I used some web scraping and web automation techniques within Python to legally download free books from www.leanpub.com
License: MIT License
Python 100.00%
leanpub's Introduction
LeanPub
Steps:
src/leanpub.py: Within this script I used BeautifulSoup for scraping over the pages and finding only FREE books. After finding them I am storing them into BLink.json;
src/leanpub_selenium.py: Within this script I used Selenium WebDriver to automate adding each book to the shopping cart. You can make logging in possible by uncommenting some lines, but it is possible without logging in as well. One of the hardest parts I solved was to change the scrollbar's value and one of the hardest parts I could not solve was to click Continue button to go to the next step for purchase. I think, since they used ReactJS, it was not easy for me to handle it.
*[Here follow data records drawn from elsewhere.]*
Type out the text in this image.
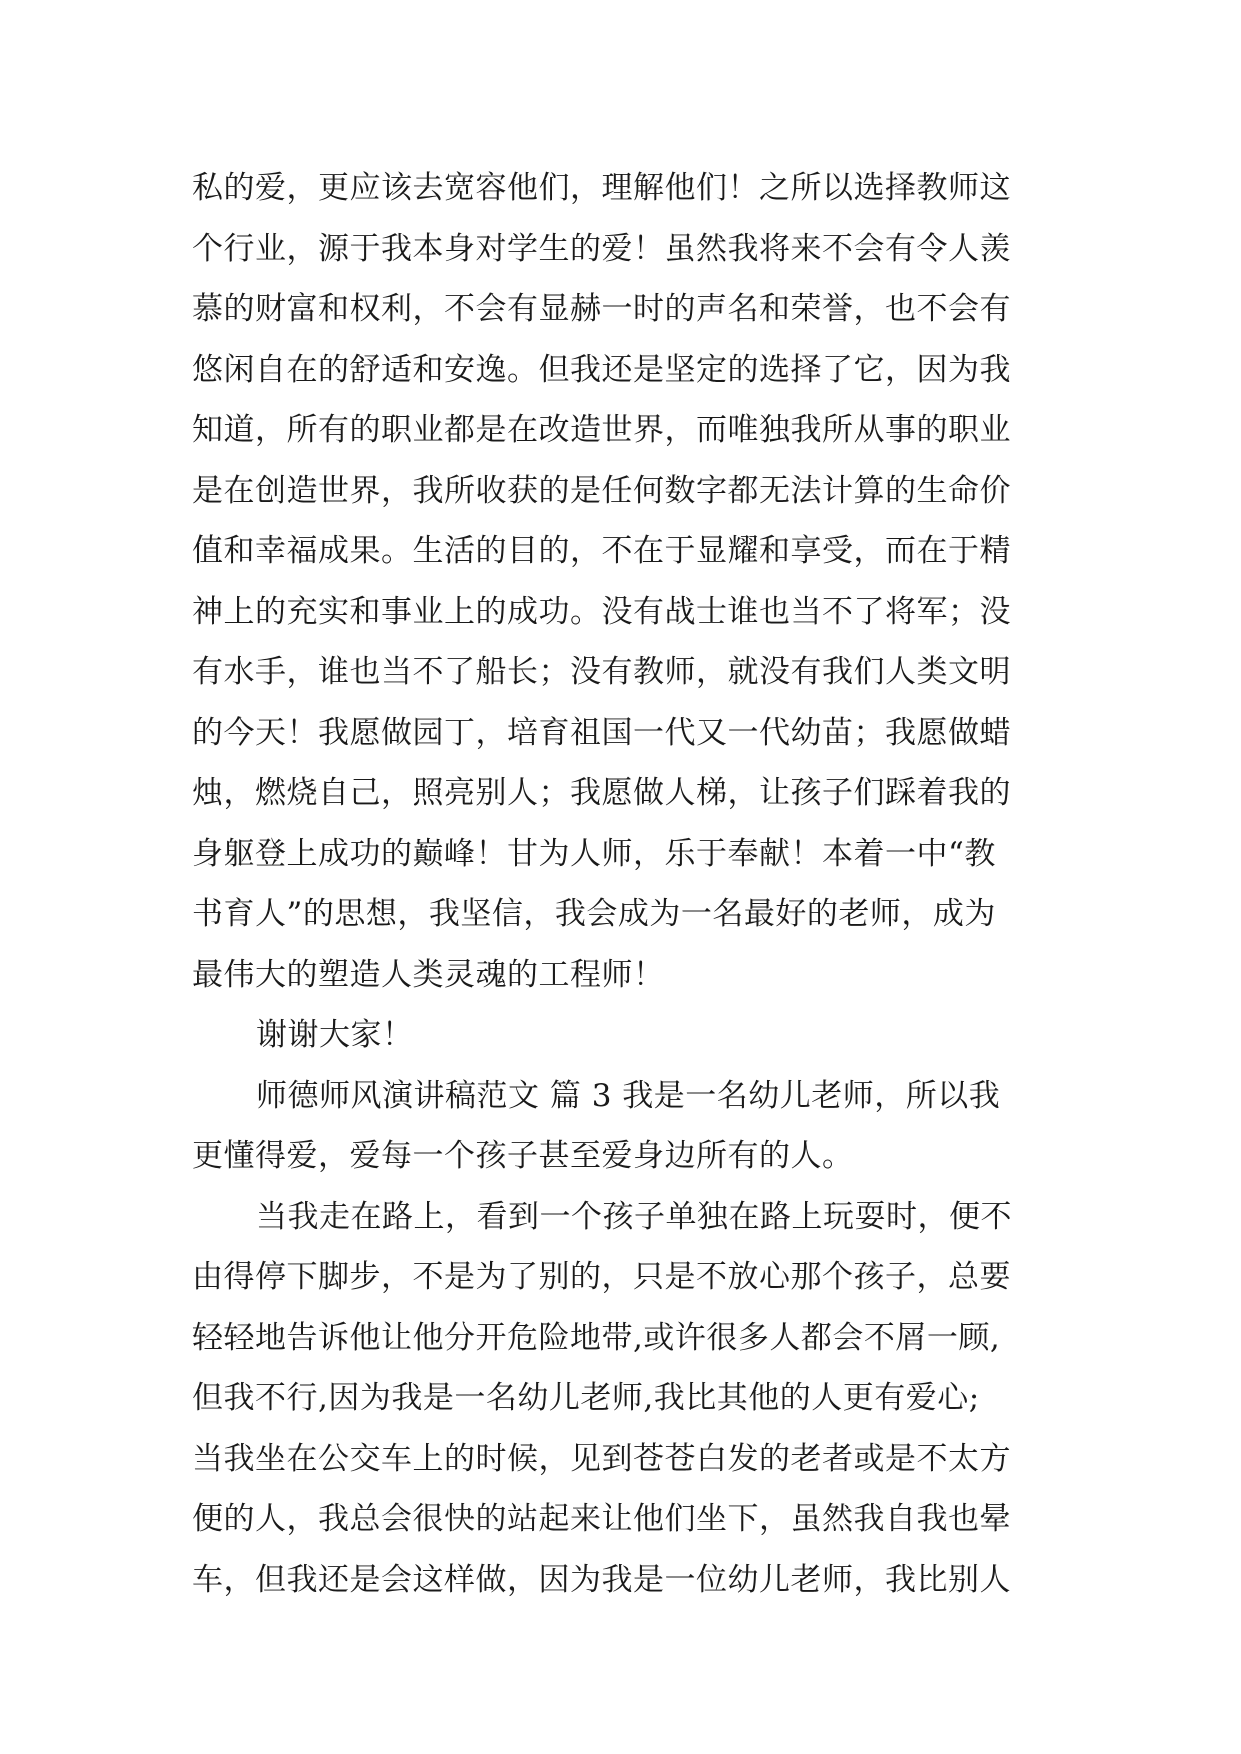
私的爱，更应该去宽容他们，理解他们！之所以选择教师这
个行业，源于我本身对学生的爱！虽然我将来不会有令人羡
慕的财富和权利，不会有显赫一时的声名和荣誉，也不会有
悠闲自在的舒适和安逸。但我还是坚定的选择了它，因为我
知道，所有的职业都是在改造世界，而唯独我所从事的职业
是在创造世界，我所收获的是任何数字都无法计算的生命价
值和幸福成果。生活的目的，不在于显耀和享受，而在于精
神上的充实和事业上的成功。没有战士谁也当不了将军；没
有水手，谁也当不了船长；没有教师，就没有我们人类文明
的今天！我愿做园丁，培育祖国一代又一代幼苗；我愿做蜡
烛，燃烧自己，照亮别人；我愿做人梯，让孩子们踩着我的
身躯登上成功的巅峰！甘为人师，乐于奉献！本着一中“教
书育人”的思想，我坚信，我会成为一名最好的老师，成为
最伟大的塑造人类灵魂的工程师！
谢谢大家！
师德师风演讲稿范文 篇 3 我是一名幼儿老师，所以我
更懂得爱，爱每一个孩子甚至爱身边所有的人。
当我走在路上，看到一个孩子单独在路上玩耍时，便不
由得停下脚步，不是为了别的，只是不放心那个孩子，总要
轻轻地告诉他让他分开危险地带,或许很多人都会不屑一顾,
但我不行,因为我是一名幼儿老师,我比其他的人更有爱心;
当我坐在公交车上的时候，见到苍苍白发的老者或是不太方
便的人，我总会很快的站起来让他们坐下，虽然我自我也晕
车，但我还是会这样做，因为我是一位幼儿老师，我比别人
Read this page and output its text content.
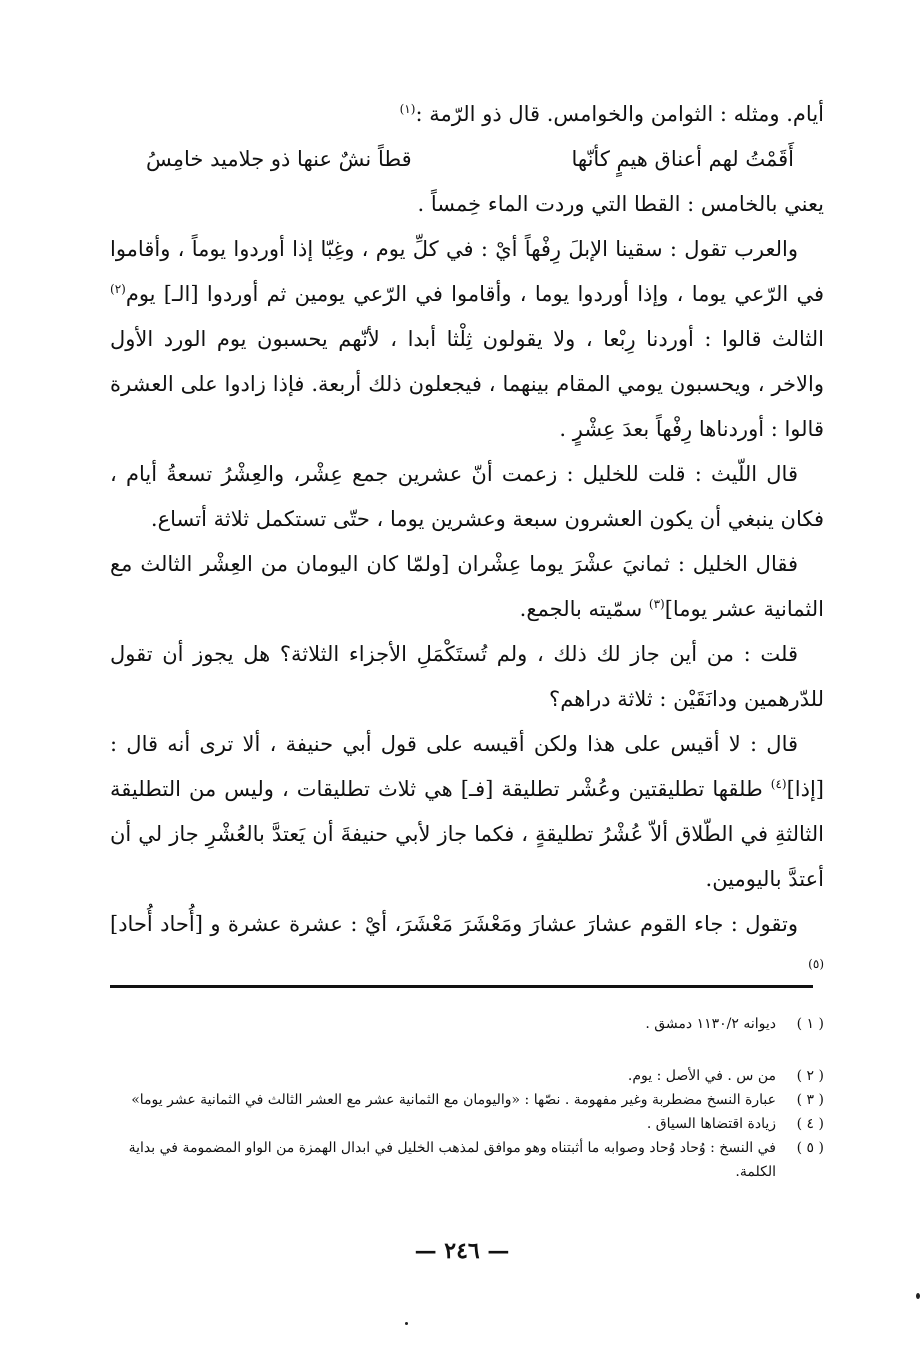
أيام. ومثله : الثوامن والخوامس. قال ذو الرّمة :$^{(١)}$

أَقَمْتُ لهم أعناق هيمٍ كأنّها
قطاً نشٌ عنها ذو جلاميد خامِسُ

يعني بالخامس : القطا التي وردت الماء خِمساً .

والعرب تقول : سقينا الإبلَ رِفْهاً أيْ : في كلِّ يوم ، وغِبّا إذا أوردوا يوماً ، وأقاموا في الرّعي يوما ، وإذا أوردوا يوما ، وأقاموا في الرّعي يومين ثم أوردوا [الـ] يوم$^{(٢)}$ الثالث قالوا : أوردنا رِبْعا ، ولا يقولون ثِلْثا أبدا ، لأنّهم يحسبون يوم الورد الأول والاخر ، ويحسبون يومي المقام بينهما ، فيجعلون ذلك أربعة. فإذا زادوا على العشرة قالوا : أوردناها رِفْهاً بعدَ عِشْرٍ .

قال اللّيث : قلت للخليل : زعمت أنّ عشرين جمع عِشْر، والعِشْرُ تسعةُ أيام ، فكان ينبغي أن يكون العشرون سبعة وعشرين يوما ، حتّى تستكمل ثلاثة أتساع.

فقال الخليل : ثمانيَ عشْرَ يوما عِشْران [ولمّا كان اليومان من العِشْر الثالث مع الثمانية عشر يوما]$^{(٣)}$ سمّيته بالجمع.

قلت : من أين جاز لك ذلك ، ولم تُستَكْمَلِ الأجزاء الثلاثة؟ هل يجوز أن تقول للدّرهمين ودانَقَيْن : ثلاثة دراهم؟

قال : لا أقيس على هذا ولكن أقيسه على قول أبي حنيفة ، ألا ترى أنه قال : [إذا]$^{(٤)}$ طلقها تطليقتين وعُشْر تطليقة [فـ] هي ثلاث تطليقات ، وليس من التطليقة الثالثةِ في الطّلاق ألاّ عُشْرُ تطليقةٍ ، فكما جاز لأبي حنيفةَ أن يَعتدَّ بالعُشْرِ جاز لي أن أعتدَّ باليومين.

وتقول : جاء القوم عشارَ عشارَ ومَعْشَرَ مَعْشَرَ، أيْ : عشرة عشرة و [أُحاد أُحاد]$^{(٥)}$

( ١ )
ديوانه ١١٣٠/٢ دمشق .
( ٢ )
من س . في الأصل : يوم.
( ٣ )
عبارة النسخ مضطربة وغير مفهومة . نصّها : «واليومان مع الثمانية عشر مع العشر الثالث في الثمانية عشر يوما»
( ٤ )
زيادة اقتضاها السياق .
( ٥ )
في النسخ : وُحاد وُحاد وصوابه ما أثبتناه وهو موافق لمذهب الخليل في ابدال الهمزة من الواو المضمومة في بداية الكلمة.
— ٢٤٦ —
But I thought I need just all items in the shopping cart, I can handle checkout part manually; so, I did. I got mail and saved the HTML of the mail page into leanpub_gmail.html, because now I have the links to PDF, EPUB, and MOBI version of the books;
src/leanpub_download.py: Although I used download in the name of the file, I don't download anything by using it. Within this script I used BeautifulSoup for scraping over leanpub_gmail.html and store all relevant information (the authors, the language of the book, the links to specific download options, etc.) into the BData.json;
src/leanpub_categorization.py: Within this script I used BeautifulSoup for scraping over the pages of the various categories and updating BData.json by adding the fields of the categories. Don't forget: one book might belong to several categories;
src/leanpub_foldering.py: Within this script I used BeautifulSoup for downloading PDF version of all books using the previously obtained information in BData.json. I used categorization for the folder part; in other words, after downloading you can see one book can appear in multiple folders.
Notes:
This is not hack: I used some web scraping and web automation techniques within Python to legally download free books from LeanPub. Since what I downloaded can be legally downloaded, I am not doing any illegal thing.
I am not going to attach BLink.json, BData.json, and leanpub_gmail.html; they are available upon request!